Redação Plenax – Flavia Andrade
Levantamento da Gleeden mostra que 51,2% não consideram o uso erótico da Inteligência Artificial uma forma de infidelidade; quase metade já se sente confortável para desabafar com sistemas de IA
A Inteligência Artificial vem deixando de ocupar apenas espaços ligados à produtividade e ao entretenimento para também entrar na esfera da intimidade. Conversas sobre sentimentos, desejos, fantasias e relacionamentos já fazem parte da interação de algumas pessoas com sistemas de IA, criando novas discussões sobre limites, privacidade e fidelidade.
Um levantamento realizado pela Gleeden, plataforma de encontros voltada a relações não convencionais, mostra como os brasileiros estão lidando com essas novas possibilidades. O Estudo Gleeden 2026 – Inteligência Artificial, Erotismo e Novas Fronteiras dos Relacionamentos no Brasil ouviu 1.271 participantes durante a 12ª edição da Intimi Expo, feira internacional do mercado íntimo e sensual.
Entre os entrevistados, 78% são mulheres, com predominância da faixa etária entre 26 e 35 anos. Os resultados apontam que ainda não existe consenso sobre os limites entre o uso da tecnologia e a infidelidade.
Uso erótico da IA divide opiniões
De acordo com a pesquisa, 51,2% dos entrevistados não consideram o uso da Inteligência Artificial para fins eróticos uma forma de traição.
Outros 29% classificam a situação como uma “zona cinzenta”, enquanto 19,8% entendem esse comportamento como infidelidade.
Os números indicam que a definição de traição pode estar passando por novas discussões à medida que tecnologias capazes de simular conversas, companhia e experiências personalizadas se tornam mais acessíveis.
IA também ganha espaço para desabafos
A pesquisa identificou ainda uma aproximação emocional entre usuários e sistemas de Inteligência Artificial. 48,5% dos participantes afirmaram já se sentir confortáveis para se abrir emocionalmente com a tecnologia.
Desse total, 18,6% disseram fazer isso diretamente, enquanto 29,9% afirmaram recorrer à IA ocasionalmente.
Segundo Thaís Plaza, sexóloga e terapeuta sexual e porta-voz da Gleeden no Brasil, fatores como a percepção de ausência de julgamento, segurança e anonimato podem contribuir para esse comportamento.
Apesar da aproximação, a maioria dos entrevistados ainda considera que a tecnologia não substitui completamente as emoções humanas. 44,6% afirmam que a IA jamais substituirá os sentimentos humanos, enquanto 27,8% acreditam que isso poderia ocorrer parcialmente.
Interesse por experiências eróticas ainda é maior que a prática
O uso da IA para fins eróticos ainda não é uma experiência comum entre os participantes. 68,8% afirmaram nunca ter utilizado a tecnologia com essa finalidade.
O interesse, no entanto, aparece nas respostas sobre o futuro: 53,8% disseram que poderiam recorrer a esse tipo de recurso, sendo 23,2% com certeza e 30,6% talvez.
A privacidade aparece como o principal fator de atração. 32,4% apontaram a possibilidade de ter privacidade total como o maior atrativo, seguida pela ausência de julgamentos (19,7%), personalização das experiências (18,7%), variedade de possibilidades (16,9%) e disponibilidade permanente (12,3%).

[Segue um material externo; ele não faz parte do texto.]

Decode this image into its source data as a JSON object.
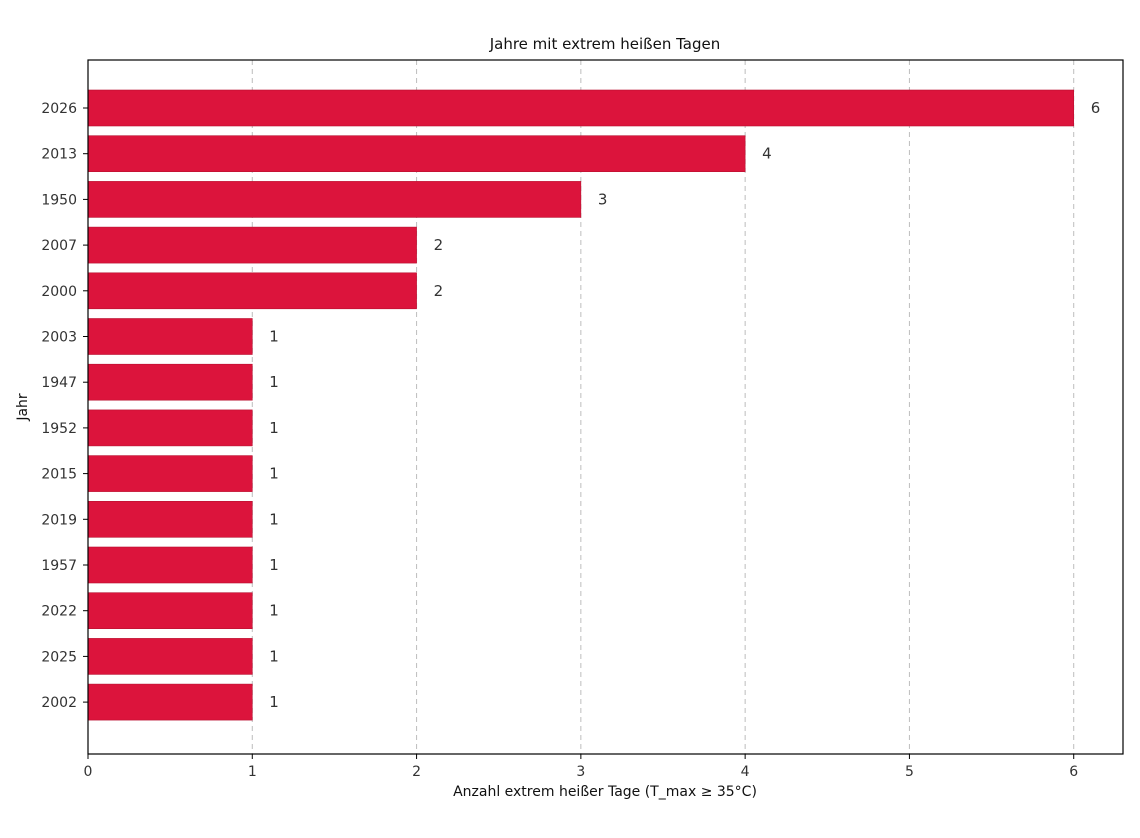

Contar ou esconder do parceiro?
Outro ponto investigado foi como os participantes lidariam com o uso de IA para experiências íntimas dentro de um relacionamento.
Quase metade, 49,7%, afirmou que contaria ao parceiro caso utilizasse a tecnologia para essa finalidade. Outros 33,9% disseram que a decisão dependeria da situação, enquanto 16,4% prefeririam manter o uso em segredo.

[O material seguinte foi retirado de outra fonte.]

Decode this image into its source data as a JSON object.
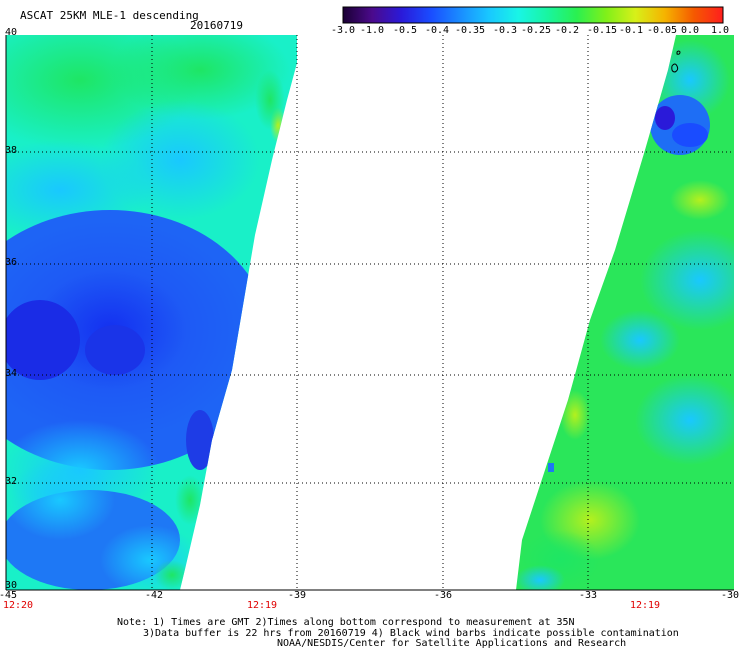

Para a Gleeden, os resultados indicam que a Inteligência Artificial ainda não substitui os vínculos humanos, mas começa a ocupar um espaço próprio na vida emocional e íntima de parte dos usuários.
“A discussão já não gira apenas em torno da tecnologia, mas dos novos acordos afetivos que precisarão ser construídos. A Inteligência Artificial inaugura um território onde desejo, privacidade, fantasia e conexão emocional passam a desafiar conceitos tradicionais sobre fidelidade e intimidade”, afirma Thaís.